La Engineering & Tecnical Company è diretta dai due soci bulgari Alexandar Todorov e Nadia Petkova. L’estratto conto in possesso del Corriere non è recentissimo, risale a nove anni fa, ma il contenuto è assai chiaro e rivela connessioni interessanti, tra società fittizie, prestanomi e destinatari finali: armi in tutte le zone calde dell’Africa. Per quel che riguarda lo Zimbabwe, la Zimbabwe Defence Industry effettua su questo conto due versamenti: il primo di 1.383.150 dollari, il secondo di 2.103.150. Subito dopo l’arrivo dei soldi della ZDI da quello stesso conto partono tre versamenti diretti a Tshinga Dube: le tre tranche sono di 175.815, 80 mila, 40 mila dollari.

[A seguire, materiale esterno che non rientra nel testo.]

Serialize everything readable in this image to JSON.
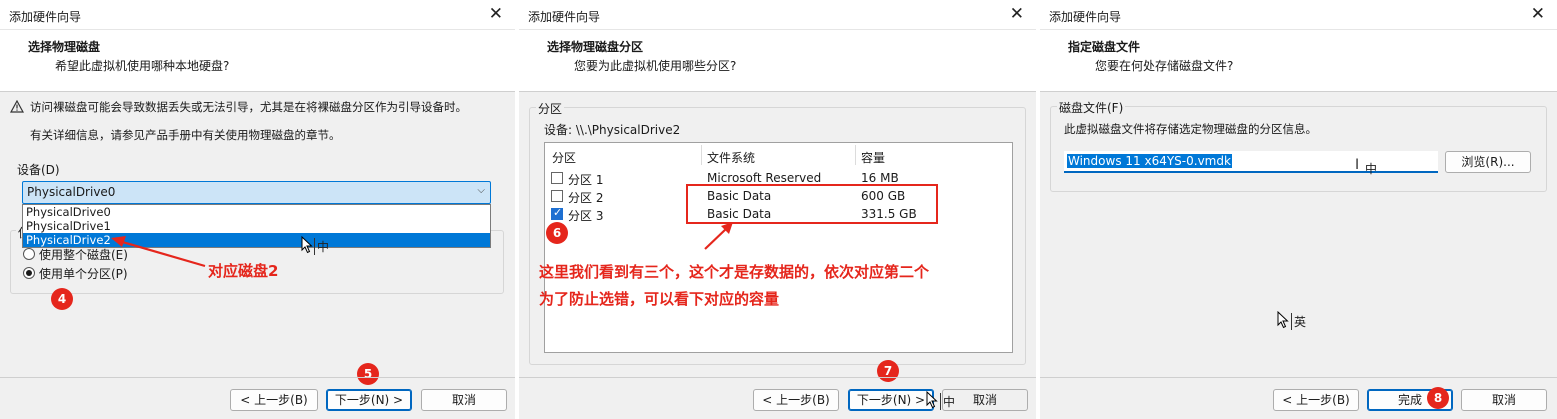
{
  "window1": {
    "title": "添加硬件向导",
    "header_title": "选择物理磁盘",
    "header_subtitle": "希望此虚拟机使用哪种本地硬盘?",
    "warning_text": "访问裸磁盘可能会导致数据丢失或无法引导，尤其是在将裸磁盘分区作为引导设备时。",
    "info_text": "有关详细信息，请参见产品手册中有关使用物理磁盘的章节。",
    "device_label": "设备(D)",
    "device_selected": "PhysicalDrive0",
    "device_options": [
      "PhysicalDrive0",
      "PhysicalDrive1",
      "PhysicalDrive2"
    ],
    "usage_group_label": "使",
    "radio_whole": "使用整个磁盘(E)",
    "radio_single": "使用单个分区(P)",
    "ime_indicator": "中",
    "annotation": "对应磁盘2",
    "badge_4": "4",
    "badge_5": "5",
    "btn_back": "< 上一步(B)",
    "btn_next": "下一步(N) >",
    "btn_cancel": "取消"
  },
  "window2": {
    "title": "添加硬件向导",
    "header_title": "选择物理磁盘分区",
    "header_subtitle": "您要为此虚拟机使用哪些分区?",
    "group_label": "分区",
    "device_line": "设备: \\\\.\\PhysicalDrive2",
    "columns": [
      "分区",
      "文件系统",
      "容量"
    ],
    "rows": [
      {
        "partition": "分区 1",
        "fs": "Microsoft Reserved",
        "size": "16 MB",
        "checked": false
      },
      {
        "partition": "分区 2",
        "fs": "Basic Data",
        "size": "600 GB",
        "checked": false
      },
      {
        "partition": "分区 3",
        "fs": "Basic Data",
        "size": "331.5 GB",
        "checked": true
      }
    ],
    "annotation_line1": "这里我们看到有三个，这个才是存数据的，依次对应第二个",
    "annotation_line2": "为了防止选错，可以看下对应的容量",
    "badge_6": "6",
    "badge_7": "7",
    "ime_indicator": "中",
    "btn_back": "< 上一步(B)",
    "btn_next": "下一步(N) >",
    "btn_cancel": "取消"
  },
  "window3": {
    "title": "添加硬件向导",
    "header_title": "指定磁盘文件",
    "header_subtitle": "您要在何处存储磁盘文件?",
    "group_label": "磁盘文件(F)",
    "description": "此虚拟磁盘文件将存储选定物理磁盘的分区信息。",
    "file_value": "Windows 11 x64YS-0.vmdk",
    "ime_indicator": "中",
    "ime_indicator2": "英",
    "btn_browse": "浏览(R)...",
    "badge_8": "8",
    "btn_back": "< 上一步(B)",
    "btn_finish": "完成",
    "btn_cancel": "取消"
  },
  "colors": {
    "annotation_red": "#e5261c",
    "selection_blue": "#0078d7",
    "button_border_primary": "#0067c0",
    "window_bg": "#f0f0f0"
  }
}
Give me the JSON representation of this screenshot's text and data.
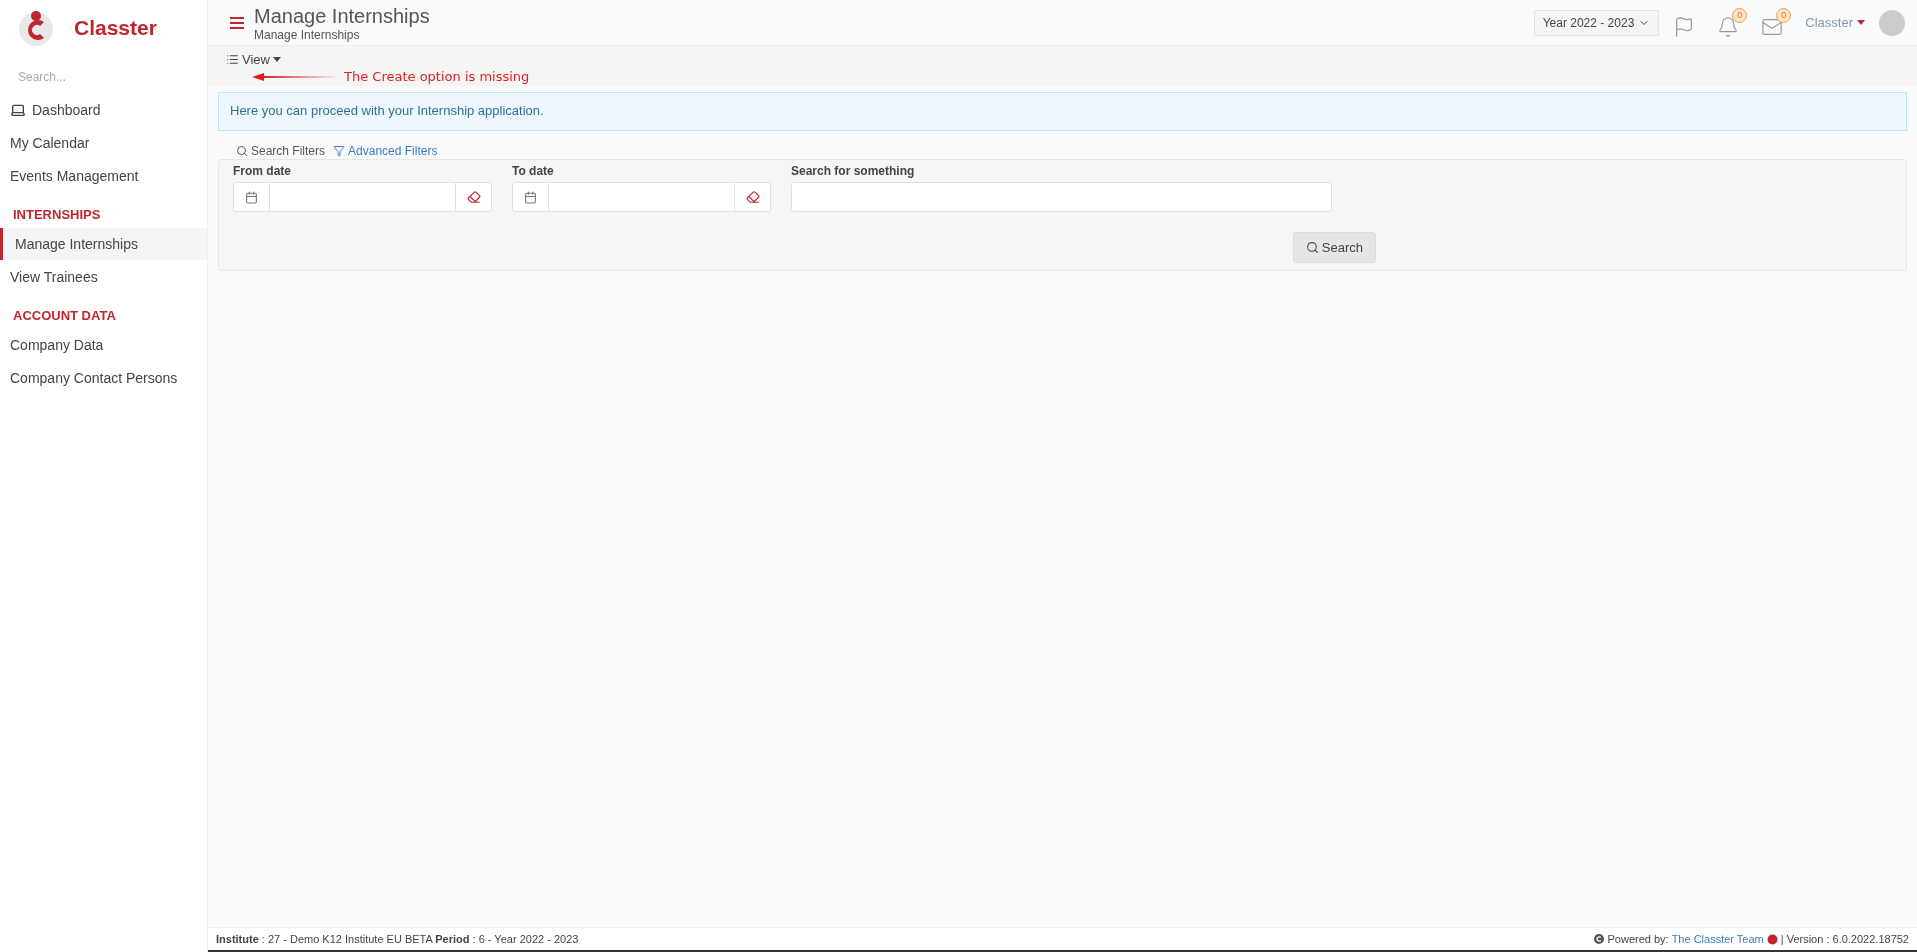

Un giro di soldi cha assomiglia molto a una tangente. Qualcun altro riceve da questo conto uno strano versamento, sebbene di ben altra portata, solo 5 mila dollari: Zodwa Dabengwa, moglie dell’allora ministro degli interni, Dumiso Dabengwa, ora alleato dell’arcirivale di Mugabe, Morgan Tswangirai. Ma che ci faceva a Roma il figlio del mercante d’armi dello Zimbabwe accreditato al vertice sulla penuria alimentare e i cambiamenti climatici? George Charamba risponde con un sorriso: “I figli sono diversi dai padri”. Comunque Dube figlio non è mai comparso alla Fao. Era in giro per Roma. A fare cosa?